Dec 4, 2012, 2:02 AM EDT
Tonight we will play the four — three power forwards who keyed their teams’ wins.
Third Star: Glen Davis (24 points, 6 rebounds)
A night after an emotional win in Los Angeles — don’t think for a second those Magic players didn’t enjoy beating and embarrassing Dwight Howard after standing up for him for years only to feel deserted — for Orlando to come back the next night with a win in Golden State is impressive. Big Baby was at the heart of it, scoring 24 and grabbing six rebounds. It was Davis’ second big game in a row and for much of the night the Warriors had no answer for him inside.
Second Star: LaMarcus Aldridge (25 points, 13 rebounds, 5 assists)
Yes, he’s on the wrong end of the highlight of the night, but that should not define his night, either.
There are times when you are watching the Blazers when it seems the other four guys on the floor just forget LaMarcus Aldridge is the best player on the team and stop getting him the rock. That happened for a stretch in this game. But during the Blazers dramatic 18-point comeback — fear Luke Babbitt — Aldridge had six points on 3-of-4 shooting, but more importantly six rebounds, three offensive. Then in the OT Aldridge had another bucket and three more boards. He was at the heart of the comeback and had a line that reminds you he is an All-Star.
First Star: Blake Griffin (30 points, 11 rebounds)

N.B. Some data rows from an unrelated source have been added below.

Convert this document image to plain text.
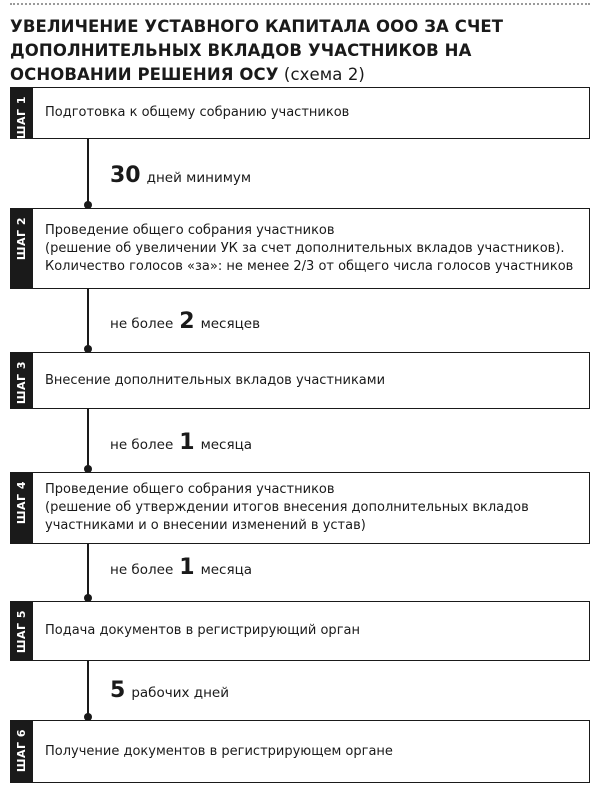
УВЕЛИЧЕНИЕ УСТАВНОГО КАПИТАЛА ООО ЗА СЧЕТ ДОПОЛНИТЕЛЬНЫХ ВКЛАДОВ УЧАСТНИКОВ НА ОСНОВАНИИ РЕШЕНИЯ ОСУ (схема 2)
ШАГ 1 Подготовка к общему собранию участников
30 дней минимум
ШАГ 2 Проведение общего собрания участников
(решение об увеличении УК за счет дополнительных вкладов участников).
Количество голосов «за»: не менее 2/3 от общего числа голосов участников
не более 2 месяцев
ШАГ 3 Внесение дополнительных вкладов участниками
не более 1 месяца
ШАГ 4 Проведение общего собрания участников
(решение об утверждении итогов внесения дополнительных вкладов
участниками и о внесении изменений в устав)
не более 1 месяца
ШАГ 5 Подача документов в регистрирующий орган
5 рабочих дней
ШАГ 6 Получение документов в регистрирующем органе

Blake Griffin is off to a slow start this season — he has struggled in isolation sets, he is taking fewer shots at the rim and converting them at a lower percentage — but he seemed to break out of it against the Jazz with his biggest night of the season. What he seemed to be was aggressive again — he was getting transition buckets and dunks, he was making things happen with his crazy athleticism. Griffin gets criticism for not having a more rounded game — no steady outside shot, no go to move if you take the spin in the post away — but when he can do is run and jump and dunk and when he does those things he impacts the game. Like he did against Utah. It’s be nice to develop the Tim Duncan in his game, but that can’t come at the expense of him being Blake Griffin. Dunks aren’t just highlights, they are a very efficient two points.